Wednesday, January 05, 2011

China's Insatiable Need For Water and Energy Hitting Downstream Countries Hard

China is busy touting its hydroelectric power projects as a way of going green and weaning the most populous nation on the planet from coal and other emissions-heavy power generating sources. They are damming rivers at a prodigious rate, but the dam projects aren't nearly as green as one would first believe, and they are having a disastrous impact on countries located downstream of the newest dam projects.
The Xiaowan dam in the hills of Yunnan province is one of eight hydroelectric projects that will bring China?s industrial revolution to the impoverished region. It is by far the biggest of the four dams built so far that when done this year will be the biggest arch dam in the world.

But not all of the water is China's. The downstream half of the 2,700-mile-long river winds through Thailand, Laos, Cambodia and Vietnam, where it is known as the Mekong.

In those countries, 60 million people rely on the Mekong not for electricity but for food, water and transport. They say the Chinese dams have reduced the river to its lowest levels in 50 years, and environmental groups accuse China of reducing the river flow downstream.

"Many local people and groups that monitor the dams in China point the finger at the dams as one of the main causes of the drying up of the river," says Srisuwan Kuankachorn, co-director of Towards Ecological Recovery and Regional Alliance, a Thailand-based environmental group.
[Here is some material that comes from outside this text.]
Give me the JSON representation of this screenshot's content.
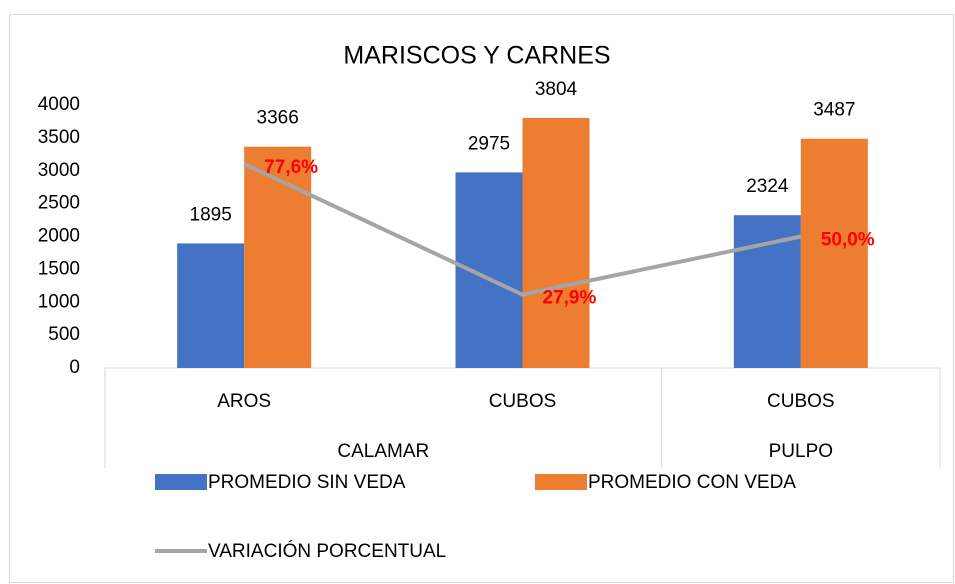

Srisuwan says the countries are in a drought caused by China that has killed fisheries, withered croplands and dried up waterway transportation routes.

And the problems are likely to get worse with the completion of the Xiaowan dam. A United Nations report issued in May 2009 warned that China's eight planned dams, of which Xiaowan is the fourth, "may pose the single greatest threat to the river."
By destroying the habitat on the Mekong, the Chinese are causing untold misery in Thailand, Laos, Cambodia and Vietnam, which rely heavily on the Mekong for food, potable water, and transportation. With river levels at such low levels, the problems for Vietnam are only going to increase as salt works its way upstream and food production becomes more variable.